With no choice, Eve stood back, watched them roll Lilah toward an elevator, watched Baxter and Trueheart fall, once again, into flank position.
“We’ll watch out for her, Lieutenant.” Trueheart put a hand on the side guard of the gurney, and Eve nodded as the doors closed.
“How is she?” Roarke asked.
She closed her eyes a moment as her mind replayed all the chaos of the exam room.
“Broken arm, including a shattered elbow. Compound fracture of the leg, cracked skull, damaged spleen and kidney, severe facial lacerations. Those are the highlights.”
She needed to bank her anger. Anger could wait.

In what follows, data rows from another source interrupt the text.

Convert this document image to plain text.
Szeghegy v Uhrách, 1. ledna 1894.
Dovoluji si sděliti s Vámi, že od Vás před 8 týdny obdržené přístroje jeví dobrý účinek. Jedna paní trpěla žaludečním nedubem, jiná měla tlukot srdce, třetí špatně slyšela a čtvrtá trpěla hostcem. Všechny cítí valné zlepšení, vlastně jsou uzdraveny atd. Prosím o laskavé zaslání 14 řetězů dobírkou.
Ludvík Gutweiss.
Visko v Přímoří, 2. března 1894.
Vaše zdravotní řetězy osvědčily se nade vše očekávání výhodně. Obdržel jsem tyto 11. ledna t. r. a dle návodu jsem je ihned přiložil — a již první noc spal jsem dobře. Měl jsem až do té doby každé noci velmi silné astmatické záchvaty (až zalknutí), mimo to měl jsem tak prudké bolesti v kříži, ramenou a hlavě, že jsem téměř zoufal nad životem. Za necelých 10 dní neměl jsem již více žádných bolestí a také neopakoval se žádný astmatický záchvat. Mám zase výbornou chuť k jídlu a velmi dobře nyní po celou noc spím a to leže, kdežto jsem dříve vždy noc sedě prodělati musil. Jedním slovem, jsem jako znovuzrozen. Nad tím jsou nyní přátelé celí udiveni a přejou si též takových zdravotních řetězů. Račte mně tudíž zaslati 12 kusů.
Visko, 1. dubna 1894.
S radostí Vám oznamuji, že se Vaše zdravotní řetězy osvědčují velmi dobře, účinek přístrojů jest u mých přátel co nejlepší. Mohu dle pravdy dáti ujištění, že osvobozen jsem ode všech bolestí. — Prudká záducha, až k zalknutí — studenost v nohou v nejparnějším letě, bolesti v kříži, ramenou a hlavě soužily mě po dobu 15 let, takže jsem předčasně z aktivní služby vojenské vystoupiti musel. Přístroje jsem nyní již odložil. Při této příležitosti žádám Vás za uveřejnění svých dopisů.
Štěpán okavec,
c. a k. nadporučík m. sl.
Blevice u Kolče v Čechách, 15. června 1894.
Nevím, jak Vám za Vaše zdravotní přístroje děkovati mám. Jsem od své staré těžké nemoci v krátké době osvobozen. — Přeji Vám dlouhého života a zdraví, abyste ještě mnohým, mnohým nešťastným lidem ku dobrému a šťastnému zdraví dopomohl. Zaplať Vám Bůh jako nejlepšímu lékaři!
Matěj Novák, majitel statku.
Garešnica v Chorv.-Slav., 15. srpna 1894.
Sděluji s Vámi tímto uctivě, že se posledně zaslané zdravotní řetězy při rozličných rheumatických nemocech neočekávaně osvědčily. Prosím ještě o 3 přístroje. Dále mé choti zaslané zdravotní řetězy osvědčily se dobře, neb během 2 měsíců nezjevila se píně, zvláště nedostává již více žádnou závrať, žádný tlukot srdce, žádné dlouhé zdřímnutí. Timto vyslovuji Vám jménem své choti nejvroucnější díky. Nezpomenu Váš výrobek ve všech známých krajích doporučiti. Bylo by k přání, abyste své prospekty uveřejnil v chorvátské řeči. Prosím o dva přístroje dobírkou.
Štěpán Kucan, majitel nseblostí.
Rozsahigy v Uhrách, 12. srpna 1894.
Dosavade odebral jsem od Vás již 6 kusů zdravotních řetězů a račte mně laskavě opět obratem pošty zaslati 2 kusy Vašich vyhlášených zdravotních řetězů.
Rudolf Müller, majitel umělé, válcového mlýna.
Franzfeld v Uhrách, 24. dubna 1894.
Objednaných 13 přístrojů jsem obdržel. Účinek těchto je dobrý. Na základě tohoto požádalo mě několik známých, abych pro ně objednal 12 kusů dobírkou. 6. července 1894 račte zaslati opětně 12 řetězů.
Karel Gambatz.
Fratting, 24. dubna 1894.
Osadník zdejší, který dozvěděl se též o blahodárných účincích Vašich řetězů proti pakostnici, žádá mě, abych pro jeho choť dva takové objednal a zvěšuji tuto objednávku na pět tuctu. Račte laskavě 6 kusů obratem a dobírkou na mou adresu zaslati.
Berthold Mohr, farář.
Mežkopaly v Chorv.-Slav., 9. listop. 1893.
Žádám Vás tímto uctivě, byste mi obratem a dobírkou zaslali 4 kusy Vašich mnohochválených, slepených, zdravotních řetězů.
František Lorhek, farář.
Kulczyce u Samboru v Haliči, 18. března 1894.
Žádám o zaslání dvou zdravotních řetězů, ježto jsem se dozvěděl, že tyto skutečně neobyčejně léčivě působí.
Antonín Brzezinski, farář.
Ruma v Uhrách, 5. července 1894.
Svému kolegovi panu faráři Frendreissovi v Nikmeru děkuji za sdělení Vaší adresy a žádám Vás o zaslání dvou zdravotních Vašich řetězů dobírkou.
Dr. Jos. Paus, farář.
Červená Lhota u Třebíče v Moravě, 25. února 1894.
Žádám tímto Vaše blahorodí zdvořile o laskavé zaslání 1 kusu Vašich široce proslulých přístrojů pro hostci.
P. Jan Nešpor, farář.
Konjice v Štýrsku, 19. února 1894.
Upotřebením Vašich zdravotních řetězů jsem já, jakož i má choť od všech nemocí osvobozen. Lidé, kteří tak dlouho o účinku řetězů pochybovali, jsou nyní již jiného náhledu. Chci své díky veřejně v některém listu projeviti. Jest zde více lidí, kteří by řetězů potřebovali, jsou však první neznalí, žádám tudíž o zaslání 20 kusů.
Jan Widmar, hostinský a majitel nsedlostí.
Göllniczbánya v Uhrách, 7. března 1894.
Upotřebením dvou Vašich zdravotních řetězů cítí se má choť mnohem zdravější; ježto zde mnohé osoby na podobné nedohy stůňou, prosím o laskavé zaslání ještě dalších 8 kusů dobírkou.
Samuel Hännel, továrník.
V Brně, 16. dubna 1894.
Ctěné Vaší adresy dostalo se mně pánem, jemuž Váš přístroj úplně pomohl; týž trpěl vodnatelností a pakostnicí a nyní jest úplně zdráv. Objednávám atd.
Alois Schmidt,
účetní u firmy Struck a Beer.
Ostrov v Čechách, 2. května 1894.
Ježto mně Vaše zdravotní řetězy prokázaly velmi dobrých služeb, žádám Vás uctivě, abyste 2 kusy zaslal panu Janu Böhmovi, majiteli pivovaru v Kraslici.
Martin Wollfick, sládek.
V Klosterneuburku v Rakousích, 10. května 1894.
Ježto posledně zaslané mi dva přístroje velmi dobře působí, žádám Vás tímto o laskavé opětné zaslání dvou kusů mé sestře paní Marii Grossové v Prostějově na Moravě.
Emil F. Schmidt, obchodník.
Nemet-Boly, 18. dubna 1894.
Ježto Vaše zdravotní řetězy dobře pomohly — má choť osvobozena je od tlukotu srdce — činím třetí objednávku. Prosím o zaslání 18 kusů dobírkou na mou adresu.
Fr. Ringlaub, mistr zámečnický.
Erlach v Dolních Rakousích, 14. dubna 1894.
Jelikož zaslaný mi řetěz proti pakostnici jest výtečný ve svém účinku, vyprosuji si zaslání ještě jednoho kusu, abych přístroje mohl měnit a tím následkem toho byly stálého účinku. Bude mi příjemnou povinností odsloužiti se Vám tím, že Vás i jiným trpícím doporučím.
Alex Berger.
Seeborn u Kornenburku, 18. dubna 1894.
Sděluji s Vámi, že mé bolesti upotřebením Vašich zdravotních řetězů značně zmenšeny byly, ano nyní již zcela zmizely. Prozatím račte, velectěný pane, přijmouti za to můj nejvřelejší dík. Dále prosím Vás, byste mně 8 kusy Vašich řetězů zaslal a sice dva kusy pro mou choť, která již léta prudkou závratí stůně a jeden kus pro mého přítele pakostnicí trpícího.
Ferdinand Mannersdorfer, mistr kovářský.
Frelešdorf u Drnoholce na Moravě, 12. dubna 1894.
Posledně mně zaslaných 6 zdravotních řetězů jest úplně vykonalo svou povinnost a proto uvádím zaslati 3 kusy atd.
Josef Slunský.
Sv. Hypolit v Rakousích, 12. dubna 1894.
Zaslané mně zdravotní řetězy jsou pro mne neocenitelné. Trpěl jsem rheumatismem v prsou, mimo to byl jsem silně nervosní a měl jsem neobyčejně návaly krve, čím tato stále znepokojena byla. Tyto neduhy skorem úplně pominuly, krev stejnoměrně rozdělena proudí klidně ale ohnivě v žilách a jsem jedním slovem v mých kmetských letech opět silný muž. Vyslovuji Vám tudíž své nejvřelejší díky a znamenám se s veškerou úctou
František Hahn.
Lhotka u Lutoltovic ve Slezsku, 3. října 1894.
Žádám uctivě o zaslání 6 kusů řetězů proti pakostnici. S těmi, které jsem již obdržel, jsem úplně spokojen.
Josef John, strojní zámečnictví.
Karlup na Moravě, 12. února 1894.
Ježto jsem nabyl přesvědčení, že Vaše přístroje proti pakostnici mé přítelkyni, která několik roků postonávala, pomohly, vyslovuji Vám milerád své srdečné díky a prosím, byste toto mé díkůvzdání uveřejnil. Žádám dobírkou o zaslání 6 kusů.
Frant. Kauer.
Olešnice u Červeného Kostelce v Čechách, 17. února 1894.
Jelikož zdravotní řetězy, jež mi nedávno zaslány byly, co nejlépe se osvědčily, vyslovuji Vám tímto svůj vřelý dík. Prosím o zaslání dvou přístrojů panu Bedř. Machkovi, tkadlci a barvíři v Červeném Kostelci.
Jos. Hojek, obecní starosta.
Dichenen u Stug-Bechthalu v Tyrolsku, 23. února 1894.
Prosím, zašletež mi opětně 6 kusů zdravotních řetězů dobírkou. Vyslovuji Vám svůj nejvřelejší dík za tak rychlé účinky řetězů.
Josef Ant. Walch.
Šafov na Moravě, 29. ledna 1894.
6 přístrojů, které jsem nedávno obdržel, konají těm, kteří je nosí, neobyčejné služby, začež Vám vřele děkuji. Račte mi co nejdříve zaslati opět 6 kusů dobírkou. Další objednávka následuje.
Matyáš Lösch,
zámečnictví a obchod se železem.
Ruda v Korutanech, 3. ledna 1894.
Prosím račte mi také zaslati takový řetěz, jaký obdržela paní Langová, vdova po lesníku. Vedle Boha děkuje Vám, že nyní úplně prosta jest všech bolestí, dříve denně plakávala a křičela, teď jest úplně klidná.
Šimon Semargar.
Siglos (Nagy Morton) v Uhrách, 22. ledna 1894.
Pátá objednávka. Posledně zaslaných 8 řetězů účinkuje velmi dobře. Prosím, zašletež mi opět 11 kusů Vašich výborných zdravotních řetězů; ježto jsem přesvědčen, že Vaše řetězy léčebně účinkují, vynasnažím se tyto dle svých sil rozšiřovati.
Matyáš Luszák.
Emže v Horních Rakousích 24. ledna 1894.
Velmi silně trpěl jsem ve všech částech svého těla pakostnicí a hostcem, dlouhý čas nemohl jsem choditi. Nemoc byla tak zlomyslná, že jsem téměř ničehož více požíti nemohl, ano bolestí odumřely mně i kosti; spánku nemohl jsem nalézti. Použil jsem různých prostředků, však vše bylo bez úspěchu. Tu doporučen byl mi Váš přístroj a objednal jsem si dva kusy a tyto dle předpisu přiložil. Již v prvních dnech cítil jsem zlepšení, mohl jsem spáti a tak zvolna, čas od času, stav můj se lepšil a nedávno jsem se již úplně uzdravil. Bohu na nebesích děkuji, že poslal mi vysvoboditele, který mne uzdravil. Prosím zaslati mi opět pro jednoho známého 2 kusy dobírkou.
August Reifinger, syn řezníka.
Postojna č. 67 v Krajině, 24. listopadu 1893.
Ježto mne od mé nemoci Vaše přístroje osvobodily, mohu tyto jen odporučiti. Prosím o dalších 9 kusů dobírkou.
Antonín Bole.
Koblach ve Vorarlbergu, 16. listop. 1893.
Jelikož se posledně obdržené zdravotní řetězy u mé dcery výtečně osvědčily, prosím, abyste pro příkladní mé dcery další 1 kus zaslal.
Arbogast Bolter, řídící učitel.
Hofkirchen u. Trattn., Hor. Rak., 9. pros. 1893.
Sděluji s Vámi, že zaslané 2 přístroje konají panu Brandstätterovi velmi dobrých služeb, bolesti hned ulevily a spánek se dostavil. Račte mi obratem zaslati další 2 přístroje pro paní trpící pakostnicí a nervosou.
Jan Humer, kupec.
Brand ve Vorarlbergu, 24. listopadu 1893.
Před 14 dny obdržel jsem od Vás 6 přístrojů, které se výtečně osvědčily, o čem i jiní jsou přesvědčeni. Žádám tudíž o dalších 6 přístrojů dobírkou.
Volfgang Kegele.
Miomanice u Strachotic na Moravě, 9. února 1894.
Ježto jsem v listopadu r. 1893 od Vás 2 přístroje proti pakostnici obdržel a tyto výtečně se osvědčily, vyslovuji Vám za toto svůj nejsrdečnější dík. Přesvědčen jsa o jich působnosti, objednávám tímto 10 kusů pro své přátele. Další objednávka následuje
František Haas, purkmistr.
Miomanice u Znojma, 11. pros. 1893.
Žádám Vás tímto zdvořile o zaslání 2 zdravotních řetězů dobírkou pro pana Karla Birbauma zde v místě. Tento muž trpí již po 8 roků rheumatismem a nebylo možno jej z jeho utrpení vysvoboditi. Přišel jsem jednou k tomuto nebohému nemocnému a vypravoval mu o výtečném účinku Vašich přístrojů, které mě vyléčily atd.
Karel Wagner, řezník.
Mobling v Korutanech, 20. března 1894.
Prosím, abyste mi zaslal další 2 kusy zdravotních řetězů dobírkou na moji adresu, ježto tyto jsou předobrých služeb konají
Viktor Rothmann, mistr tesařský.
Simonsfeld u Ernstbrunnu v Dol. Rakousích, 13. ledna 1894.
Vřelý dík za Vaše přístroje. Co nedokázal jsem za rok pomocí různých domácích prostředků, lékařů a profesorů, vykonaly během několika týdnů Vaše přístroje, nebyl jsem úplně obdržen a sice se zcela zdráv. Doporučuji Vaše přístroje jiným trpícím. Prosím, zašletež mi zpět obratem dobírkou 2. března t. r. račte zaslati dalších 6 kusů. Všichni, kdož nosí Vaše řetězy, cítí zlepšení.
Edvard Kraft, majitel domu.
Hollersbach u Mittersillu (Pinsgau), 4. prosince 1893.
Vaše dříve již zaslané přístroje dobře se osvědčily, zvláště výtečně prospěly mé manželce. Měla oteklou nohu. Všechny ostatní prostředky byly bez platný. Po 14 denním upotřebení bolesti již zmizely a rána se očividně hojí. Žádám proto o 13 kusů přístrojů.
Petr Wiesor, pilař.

On the more sedate ride back to Central, Eve contacted Feeney. “Can you run your new toy from a conference room in my division?”
“We can set that up.”
“I need you to do it now, and on the extreme QT. Since her boy’s back in the basket, she’ll have to start wrangling. And I have something else.”
“How impossible this time?”
“You tell me. She’s got to have eyes, maybe ears, too, on her squad room, on her own office. She’s got to be monitoring or spot checking. Possibly she’s got some sort of alert set up in her office to let her know if anyone goes in when she’s not around. Can you tap into that, give us the feed?”
“Well, for Christ’s sake. Without knowing the system, the placement, the keys, or the alert specs?” He gave her a long, sad look. “Hell, why not? What’s another freaking miracle today?”